Firstly, we have already known the one of $q$-analogues of Vandermonde's formula, which is $${}_2\phi_1(q^{-n},b;c;q,cq^n/b)=\frac{(c/b;q)_n}{(c;q)_n}.$$ And there is a hint, when we change the order of summation it deduces that $${}_2\phi_1(q^{-n},b;c;q,q)=\frac{(c/b;q)_n}{(c;q)_n}b^n.$$ What confused me is that the some detail steps were omitted.

Answer 1

It not so hard if you know what to do. However, it involves some calculations. (which is almost always the case with $q$-analogues special functions) Unfortunately I'm missing a $q$-power somewhere, so you have some homework finding the mistake. Still I'm sure this is the way that they want you to solve it.

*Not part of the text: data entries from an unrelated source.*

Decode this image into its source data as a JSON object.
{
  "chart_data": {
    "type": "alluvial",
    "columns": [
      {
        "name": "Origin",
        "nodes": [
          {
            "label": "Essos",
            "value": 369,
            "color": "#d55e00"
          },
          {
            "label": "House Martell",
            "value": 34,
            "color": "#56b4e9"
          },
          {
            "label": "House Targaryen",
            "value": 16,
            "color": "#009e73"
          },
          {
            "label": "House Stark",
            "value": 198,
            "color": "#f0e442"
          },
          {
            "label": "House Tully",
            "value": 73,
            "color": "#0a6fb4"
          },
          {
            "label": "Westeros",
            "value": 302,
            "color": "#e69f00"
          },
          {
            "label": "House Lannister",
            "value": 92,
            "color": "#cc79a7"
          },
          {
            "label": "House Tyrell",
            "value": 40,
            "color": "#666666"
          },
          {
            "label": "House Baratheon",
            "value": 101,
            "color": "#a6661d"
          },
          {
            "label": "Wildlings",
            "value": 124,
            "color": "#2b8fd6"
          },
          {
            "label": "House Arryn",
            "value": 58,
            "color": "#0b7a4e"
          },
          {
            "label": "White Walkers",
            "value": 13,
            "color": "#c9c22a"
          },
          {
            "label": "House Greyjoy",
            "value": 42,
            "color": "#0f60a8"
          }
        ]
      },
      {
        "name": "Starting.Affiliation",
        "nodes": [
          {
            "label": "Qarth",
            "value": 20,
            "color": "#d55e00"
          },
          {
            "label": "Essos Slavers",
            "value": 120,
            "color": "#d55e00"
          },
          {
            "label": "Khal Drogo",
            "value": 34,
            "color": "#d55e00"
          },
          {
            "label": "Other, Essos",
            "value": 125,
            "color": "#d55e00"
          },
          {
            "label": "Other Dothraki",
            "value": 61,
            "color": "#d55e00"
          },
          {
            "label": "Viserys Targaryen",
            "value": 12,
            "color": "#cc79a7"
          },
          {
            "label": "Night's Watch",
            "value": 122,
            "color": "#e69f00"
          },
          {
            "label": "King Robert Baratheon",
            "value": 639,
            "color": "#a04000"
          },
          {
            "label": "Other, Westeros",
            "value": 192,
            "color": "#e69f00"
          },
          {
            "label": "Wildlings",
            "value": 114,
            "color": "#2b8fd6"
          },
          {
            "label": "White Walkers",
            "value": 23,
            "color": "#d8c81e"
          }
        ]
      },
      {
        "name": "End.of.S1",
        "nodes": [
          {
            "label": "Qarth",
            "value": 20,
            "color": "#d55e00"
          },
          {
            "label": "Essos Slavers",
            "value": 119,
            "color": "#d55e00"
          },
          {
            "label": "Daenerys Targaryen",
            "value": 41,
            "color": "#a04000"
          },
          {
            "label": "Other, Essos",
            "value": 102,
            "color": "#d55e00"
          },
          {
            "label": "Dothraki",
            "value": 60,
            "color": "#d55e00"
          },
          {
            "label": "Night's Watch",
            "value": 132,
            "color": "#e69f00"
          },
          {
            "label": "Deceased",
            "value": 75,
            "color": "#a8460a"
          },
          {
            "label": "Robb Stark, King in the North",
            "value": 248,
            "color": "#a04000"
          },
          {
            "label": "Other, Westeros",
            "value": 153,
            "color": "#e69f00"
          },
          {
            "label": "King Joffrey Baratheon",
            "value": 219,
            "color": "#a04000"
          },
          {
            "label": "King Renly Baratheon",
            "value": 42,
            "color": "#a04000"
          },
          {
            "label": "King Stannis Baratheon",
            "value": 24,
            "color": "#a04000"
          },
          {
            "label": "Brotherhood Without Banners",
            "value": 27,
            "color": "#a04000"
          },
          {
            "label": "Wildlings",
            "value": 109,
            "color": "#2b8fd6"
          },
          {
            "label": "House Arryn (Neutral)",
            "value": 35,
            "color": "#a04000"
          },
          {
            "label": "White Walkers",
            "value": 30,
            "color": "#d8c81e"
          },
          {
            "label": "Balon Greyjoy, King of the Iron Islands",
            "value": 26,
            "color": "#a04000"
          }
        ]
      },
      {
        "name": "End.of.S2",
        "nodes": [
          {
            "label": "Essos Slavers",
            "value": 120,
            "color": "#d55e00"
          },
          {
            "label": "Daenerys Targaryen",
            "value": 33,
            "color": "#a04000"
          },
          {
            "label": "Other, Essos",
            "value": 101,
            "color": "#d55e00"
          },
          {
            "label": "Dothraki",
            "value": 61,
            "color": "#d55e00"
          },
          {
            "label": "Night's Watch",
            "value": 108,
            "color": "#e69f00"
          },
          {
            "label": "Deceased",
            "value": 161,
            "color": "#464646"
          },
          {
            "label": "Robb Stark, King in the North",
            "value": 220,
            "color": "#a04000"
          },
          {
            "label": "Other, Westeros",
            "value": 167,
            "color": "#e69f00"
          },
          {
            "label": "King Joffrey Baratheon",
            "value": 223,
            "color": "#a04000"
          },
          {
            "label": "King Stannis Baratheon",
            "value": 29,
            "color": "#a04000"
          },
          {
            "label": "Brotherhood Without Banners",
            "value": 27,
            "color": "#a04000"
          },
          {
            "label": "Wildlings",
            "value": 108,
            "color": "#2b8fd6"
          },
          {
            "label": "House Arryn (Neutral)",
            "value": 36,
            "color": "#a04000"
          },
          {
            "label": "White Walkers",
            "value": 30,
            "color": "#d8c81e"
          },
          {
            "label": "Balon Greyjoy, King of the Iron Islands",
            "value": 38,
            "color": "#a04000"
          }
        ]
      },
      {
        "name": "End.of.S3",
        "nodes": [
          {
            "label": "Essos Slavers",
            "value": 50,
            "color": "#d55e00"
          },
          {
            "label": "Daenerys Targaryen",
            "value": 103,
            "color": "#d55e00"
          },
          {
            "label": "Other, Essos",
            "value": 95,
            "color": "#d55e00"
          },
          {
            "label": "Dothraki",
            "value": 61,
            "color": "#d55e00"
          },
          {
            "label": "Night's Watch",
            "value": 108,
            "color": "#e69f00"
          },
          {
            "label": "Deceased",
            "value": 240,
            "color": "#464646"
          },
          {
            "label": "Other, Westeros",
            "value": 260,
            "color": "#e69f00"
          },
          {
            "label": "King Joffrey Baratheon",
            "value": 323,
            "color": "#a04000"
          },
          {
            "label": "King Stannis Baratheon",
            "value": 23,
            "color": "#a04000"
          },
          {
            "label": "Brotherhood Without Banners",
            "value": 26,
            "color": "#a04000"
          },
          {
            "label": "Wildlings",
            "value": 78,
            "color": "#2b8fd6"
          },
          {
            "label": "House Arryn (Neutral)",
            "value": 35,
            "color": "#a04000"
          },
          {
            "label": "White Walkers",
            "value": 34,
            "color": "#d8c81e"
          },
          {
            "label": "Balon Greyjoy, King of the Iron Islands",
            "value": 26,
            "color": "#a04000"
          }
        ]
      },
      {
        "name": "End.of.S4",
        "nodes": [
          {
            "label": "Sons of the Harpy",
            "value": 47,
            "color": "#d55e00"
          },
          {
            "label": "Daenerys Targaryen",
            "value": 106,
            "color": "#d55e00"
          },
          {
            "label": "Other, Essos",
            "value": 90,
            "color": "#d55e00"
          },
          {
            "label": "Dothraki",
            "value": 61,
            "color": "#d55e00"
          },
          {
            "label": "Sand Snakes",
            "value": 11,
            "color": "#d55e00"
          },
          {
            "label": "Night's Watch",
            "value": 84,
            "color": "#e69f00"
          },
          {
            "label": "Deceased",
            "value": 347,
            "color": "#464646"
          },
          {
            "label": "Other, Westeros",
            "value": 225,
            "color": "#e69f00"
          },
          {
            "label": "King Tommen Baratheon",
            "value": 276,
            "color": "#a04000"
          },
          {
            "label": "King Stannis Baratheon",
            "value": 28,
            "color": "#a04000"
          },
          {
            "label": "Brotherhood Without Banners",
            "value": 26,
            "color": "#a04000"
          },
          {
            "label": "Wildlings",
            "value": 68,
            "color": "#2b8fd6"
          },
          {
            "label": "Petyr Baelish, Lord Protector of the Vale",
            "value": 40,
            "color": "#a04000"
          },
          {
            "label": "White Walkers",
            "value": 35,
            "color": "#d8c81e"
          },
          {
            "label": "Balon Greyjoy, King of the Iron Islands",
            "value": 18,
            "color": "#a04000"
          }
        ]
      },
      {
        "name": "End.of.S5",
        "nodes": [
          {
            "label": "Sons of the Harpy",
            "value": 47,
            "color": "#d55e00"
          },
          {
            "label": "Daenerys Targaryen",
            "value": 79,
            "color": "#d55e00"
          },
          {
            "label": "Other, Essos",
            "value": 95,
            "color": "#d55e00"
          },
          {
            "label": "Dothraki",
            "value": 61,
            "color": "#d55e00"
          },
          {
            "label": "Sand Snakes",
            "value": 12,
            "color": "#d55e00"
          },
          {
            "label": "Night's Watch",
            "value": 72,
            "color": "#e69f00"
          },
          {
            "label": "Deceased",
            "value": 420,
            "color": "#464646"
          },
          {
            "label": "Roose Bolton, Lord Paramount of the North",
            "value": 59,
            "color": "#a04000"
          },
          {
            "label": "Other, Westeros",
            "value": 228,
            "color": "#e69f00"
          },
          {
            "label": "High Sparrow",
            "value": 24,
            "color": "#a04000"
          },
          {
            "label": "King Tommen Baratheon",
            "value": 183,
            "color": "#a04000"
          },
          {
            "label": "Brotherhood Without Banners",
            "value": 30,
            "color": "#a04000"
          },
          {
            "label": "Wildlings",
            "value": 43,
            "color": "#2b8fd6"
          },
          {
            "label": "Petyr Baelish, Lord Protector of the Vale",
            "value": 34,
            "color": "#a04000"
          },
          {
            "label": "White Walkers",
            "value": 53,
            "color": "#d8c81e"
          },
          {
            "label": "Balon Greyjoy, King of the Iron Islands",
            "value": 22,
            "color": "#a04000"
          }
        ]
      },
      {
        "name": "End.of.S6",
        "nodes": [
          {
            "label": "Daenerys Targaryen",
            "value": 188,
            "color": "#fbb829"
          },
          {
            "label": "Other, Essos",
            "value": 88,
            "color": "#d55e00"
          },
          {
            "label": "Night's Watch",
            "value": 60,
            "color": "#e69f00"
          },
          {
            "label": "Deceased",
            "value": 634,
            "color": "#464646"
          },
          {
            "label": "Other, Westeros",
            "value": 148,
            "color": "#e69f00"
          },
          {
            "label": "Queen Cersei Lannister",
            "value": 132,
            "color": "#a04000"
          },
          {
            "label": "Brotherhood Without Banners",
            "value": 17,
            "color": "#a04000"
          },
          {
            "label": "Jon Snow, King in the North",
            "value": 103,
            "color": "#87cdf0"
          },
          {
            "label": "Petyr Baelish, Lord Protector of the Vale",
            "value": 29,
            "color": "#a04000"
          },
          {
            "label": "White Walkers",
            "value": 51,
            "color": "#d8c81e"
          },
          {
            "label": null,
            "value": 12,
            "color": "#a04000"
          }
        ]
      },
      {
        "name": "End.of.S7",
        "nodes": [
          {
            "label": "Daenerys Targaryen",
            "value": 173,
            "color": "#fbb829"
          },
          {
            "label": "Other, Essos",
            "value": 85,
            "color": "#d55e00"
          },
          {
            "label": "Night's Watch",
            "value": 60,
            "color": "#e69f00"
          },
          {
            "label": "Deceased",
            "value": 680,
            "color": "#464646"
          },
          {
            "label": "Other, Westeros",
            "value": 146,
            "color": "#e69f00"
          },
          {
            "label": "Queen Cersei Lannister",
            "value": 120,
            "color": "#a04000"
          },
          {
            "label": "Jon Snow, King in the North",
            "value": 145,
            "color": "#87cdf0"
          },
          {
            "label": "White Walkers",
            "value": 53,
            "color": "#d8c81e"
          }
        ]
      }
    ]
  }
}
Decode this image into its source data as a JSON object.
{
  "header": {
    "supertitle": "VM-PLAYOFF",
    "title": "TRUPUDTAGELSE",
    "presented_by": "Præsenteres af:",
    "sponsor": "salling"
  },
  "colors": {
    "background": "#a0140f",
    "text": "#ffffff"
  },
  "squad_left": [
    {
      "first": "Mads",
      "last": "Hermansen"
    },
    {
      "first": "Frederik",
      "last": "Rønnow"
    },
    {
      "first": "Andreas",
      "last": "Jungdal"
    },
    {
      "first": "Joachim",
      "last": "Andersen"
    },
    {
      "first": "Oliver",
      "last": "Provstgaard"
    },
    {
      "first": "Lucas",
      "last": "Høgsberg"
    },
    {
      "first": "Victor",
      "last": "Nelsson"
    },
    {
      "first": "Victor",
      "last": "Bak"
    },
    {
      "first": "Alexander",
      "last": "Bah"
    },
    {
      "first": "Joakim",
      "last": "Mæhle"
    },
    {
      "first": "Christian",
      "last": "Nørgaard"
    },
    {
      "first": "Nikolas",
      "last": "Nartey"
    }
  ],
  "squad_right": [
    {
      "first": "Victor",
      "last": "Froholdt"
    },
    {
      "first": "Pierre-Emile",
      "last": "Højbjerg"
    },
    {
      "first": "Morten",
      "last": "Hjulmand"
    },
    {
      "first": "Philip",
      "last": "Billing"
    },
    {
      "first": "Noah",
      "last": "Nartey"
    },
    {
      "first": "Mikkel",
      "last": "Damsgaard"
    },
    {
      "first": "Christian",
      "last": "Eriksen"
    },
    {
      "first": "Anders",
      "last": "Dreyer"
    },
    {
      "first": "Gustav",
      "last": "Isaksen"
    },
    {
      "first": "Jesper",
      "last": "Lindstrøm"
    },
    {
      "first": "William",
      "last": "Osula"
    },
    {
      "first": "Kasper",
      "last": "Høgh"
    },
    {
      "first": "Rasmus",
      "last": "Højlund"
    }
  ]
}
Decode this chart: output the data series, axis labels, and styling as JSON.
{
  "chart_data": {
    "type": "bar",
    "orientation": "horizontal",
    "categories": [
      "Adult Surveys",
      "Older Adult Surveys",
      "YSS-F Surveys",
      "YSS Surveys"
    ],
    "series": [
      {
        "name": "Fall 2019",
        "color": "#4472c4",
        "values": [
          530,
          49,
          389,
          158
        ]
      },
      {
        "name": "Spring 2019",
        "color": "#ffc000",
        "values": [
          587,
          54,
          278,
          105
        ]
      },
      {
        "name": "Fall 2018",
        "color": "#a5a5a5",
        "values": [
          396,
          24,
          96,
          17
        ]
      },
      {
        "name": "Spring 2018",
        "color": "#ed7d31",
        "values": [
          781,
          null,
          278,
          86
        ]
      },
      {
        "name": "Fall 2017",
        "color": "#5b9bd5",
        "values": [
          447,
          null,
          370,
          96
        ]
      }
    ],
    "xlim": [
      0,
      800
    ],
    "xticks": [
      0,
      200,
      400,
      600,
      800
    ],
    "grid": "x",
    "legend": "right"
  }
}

By the $q$-Chu-Vandermonde formula we have $$ {}_2 \phi_1(q^{-n}, b; c; q, cq^n/b) = \frac{(c/b;q)_n}{(c;q)_n}. $$ Reversing the order of summation of the left hand side of the $q$-Chu-Vandermonde formula we obtain $$ \sum_{k=0}^{n} \frac{(q^{-n}, b; q)_{n-k}}{(q,c;q)_{n-k}} (cq^n/b)^{n-k} = \frac{(c/b;q)_n}{(c;q)_n}. $$ Note that we have $$ \frac{(a;q)_{n-k}}{(b;q)_{n-k}} = \frac{(a;q)_{n}}{(b;q)_{n}} \frac{(q^{1-n}/b;q)_k}{(q^{1-n}/a;q)_k} (b/a)^k. $$ If we apply this equality twice on the reversed summation of the $q$-Chu-Vandermonde formula the left hand side is equal to $$ \sum_{k=0}^{n} \frac{(q^{-n};q)_n}{(q;q)_n} \frac{(q^{-n};q)_{k}}{(q;q)_k} \frac{(b;q)_n}{(c;q)_n} \frac{(q^{1-n}/c;q)_k}{(q^{1-n}/b;q)_k} q^{k(n+1)} (c/b)^k (c/b)^{n-k} q^{n^2 - kn}. $$ Simplifying the left hand side using $(q^{-n};q)_n = (-1)^n q^{\binom{n}{2} - n^2} (q;q)_n$ and putting everything independent of $k$ to the right hand side yields $$ \sum_{k=0}^n \frac{(q^{-n}, q^{1-n}/c; q)_k}{(q, q^{1-n}/b; q)_k} q^k = (-1)^n \frac{(c/b;q)_n}{(b;q)_n} q^{-\binom{n}{2}} (c/b)^n q^{-n^2}. $$ Substitute $b, c \mapsto q^{1-n}/b, q^{1-n}/c$ and use $(q^{1-n}/c;q)_n = (c;q)_n (-q^{1-n}/c)^n q^{\binom{n}{2}}$ so that $$ {}_2 \phi_1(q^{-n}, b; c; q, q) = \frac{(c/b;q)_n}{(c;q)_n} b^n q^{-n}. $$ This last $q^n$ power should cancel with something. I'm sure I made some calculation mistake somewhere. But basically this is the idea. Notice that the book of Gasper and Rahman, named Basic Hypergeometric Series, contains an appendix with a list of useful identities and manipulations for $q$-Pochhammer symbols.